Le taux de conversion, lié aux difficultés opératoires,
a été élevé, estimé respectivement
à 22 %, 50 % et 83 % des cas, en cas de cholécystite oedémateuse,
gangréneuse ou d'empyème : les cholécystites gangréneuses
et les empyèmes ne sont donc pas des indications de CC [14].
Le délai le plus favorable pour réaliser le traitement coeliochirurgical
de la cholécystite a été compris entre le premier
et le sixième jour suivant l'apparition des signes cliniques [13].

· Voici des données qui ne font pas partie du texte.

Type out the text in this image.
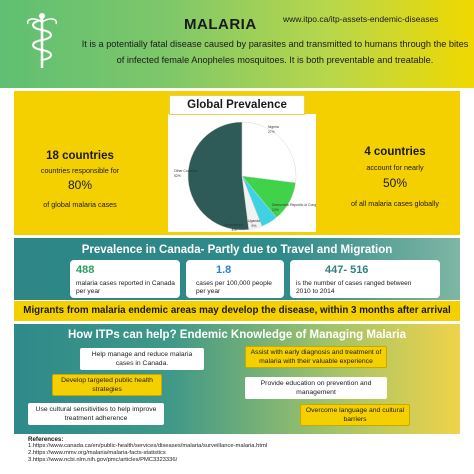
MALARIA	www.itpo.ca/itp-assets-endemic-diseases
It is a potentially fatal disease caused by parasites and transmitted to humans through the bites of infected female Anopheles mosquitoes. It is both preventable and treatable.
Nigeria
27%
Democratic Republic of Congo
12%
Uganda
5%
Mozambique
4%
Other Countries
52%
Global Prevalence
18 countries
countries responsible for
80%
of global malaria cases
4 countries
account for nearly
50%
of all malaria cases globally
Prevalence in Canada- Partly due to Travel and Migration
488
malaria cases reported in Canada per year
1.8
cases per 100,000 people per year
447- 516
is the number of cases ranged between 2010 to 2014
Migrants from malaria endemic areas may develop the disease, within 3 months after arrival
How ITPs can help? Endemic Knowledge of Managing Malaria
Help manage and reduce malaria cases in Canada.
Assist with early diagnosis and treatment of malaria with their valuable experience
Develop targeted public health strategies
Provide education on prevention and management
Use cultural sensitivities to help improve treatment adherence
Overcome language and cultural barriers
References:
1.https://www.canada.ca/en/public-health/services/diseases/malaria/surveillance-malaria.html
2.https://www.mmv.org/malaria/malaria-facts-statistics
3.https://www.ncbi.nlm.nih.gov/pmc/articles/PMC3323336/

d. La pancréatite aiguë biliaire n'a pas été
une contre-indication à la CC, l'intervention étant réalisée
précocement, avec un délai moyen d'une semaine nécessaire
à l'amélioration de la symptomatologie clinique, mais a
entraîné des difficultés opératoires liées
à la dissection du pédicule cystique [15]. Le taux
de complications post-opératoires, ne nécessitant pas de
réintervention, a été de 25 %, et la mortalité
a été nulle [16].
e. Face à une lithiase de la voie biliaire principale,
l'attitude des équipes chirurgicales est restée hétérogène,
adoptant soit le traitement combinant une cholangiopancréatographie
rétrograde par voie endoscopique (CPRE) et une sphinctérotomie
endoscopique pré-opératoires, suivies d'une cholécystectomie
par CC [17], soit le traitement entièrement coeliochirurgical
de la lithiase biliaire [18]. Le traitement combiné a été
responsable d'une morbidité de 4,5 % sans mortalité, et
de taux de lithiase résiduelle et de sténose de la voie
biliaire principale de 2 %, estimés avec un recul post-opératoire
maximal de 3 ans [17]. Lors du traitement entièrement coeliochirurgical,
la voie initialement choisie pour extraire le calcul a été
la voie transcystique, nécessitant des conditions particulières
(calculs peu nombreux, peu volumineux, et situés en dessous de
l'abouchement du canal cystique), la vacuité de la voie biliaire
principale étant obtenue chez 35 % à 70 % des patients [18,
19]. La voie cholédocienne a permis d'extraire les calculs
plus volumineux, ou situés au-dessus de l'abouchement du cystique,
avec un taux de succès de 95 % à 100 %, la voie biliaire
principale pouvant être fermée sur un drainage externe, ou
de façon idéale sans drainage, sans morbidité post-opératoire
[18, 19]. Enfin, en l'absence de traitement coeliochirurgical
de la lithiase de la voie biliaire principale, et en l'absence de conversion,
le recours à la CPRE post-opératoire a été
nécessaire, montrant un taux de passage spontané des calculs
de 30 %, et permettant la désobstruction de la voie biliaire principale
chez 90 % à 100 % des patients [20, 21]. Pour abaisser
le taux des complications combinées des techniques endoscopique
et coeliochirurgicale, la solution d'avenir semble être de diminuer
le recours à la sphinctérotomie endoscopique pré-opératoire,
en privilégiant, soit la voie entièrement coeliochirurgicale
qui sous-entend sa maîtrise par un apprentissage sérieux
de cette méthode difficile, soit la laparotomie d'emblée,
ou par conversion devant la découverte d'une lithiase de la voie
biliaire principale sur la cholangiographie per-opératoire lors
d'une cholécystectomie par CC. Par ailleurs, il semble que l'échec
du traitement coeliochirurgical imposant la conversion ait entraîné
une morbidité supplémentaire, car les taux respectifs de
morbidité de la sphinctérotomie endoscopique pré-opératoire,
et de la CC suivie par une conversion, ont été de 1,6 %
et de 3,5 % [22]. En conclusion, seules des études prospectives
randomisées entre, d'une part, sphinctérotomie endoscopique
pré-opératoire puis cholécystectomie par CC et, d'autre
part traitement entièrement coeliochirurgical de la lithiase biliaire,
permettront de choisir la meilleure solution.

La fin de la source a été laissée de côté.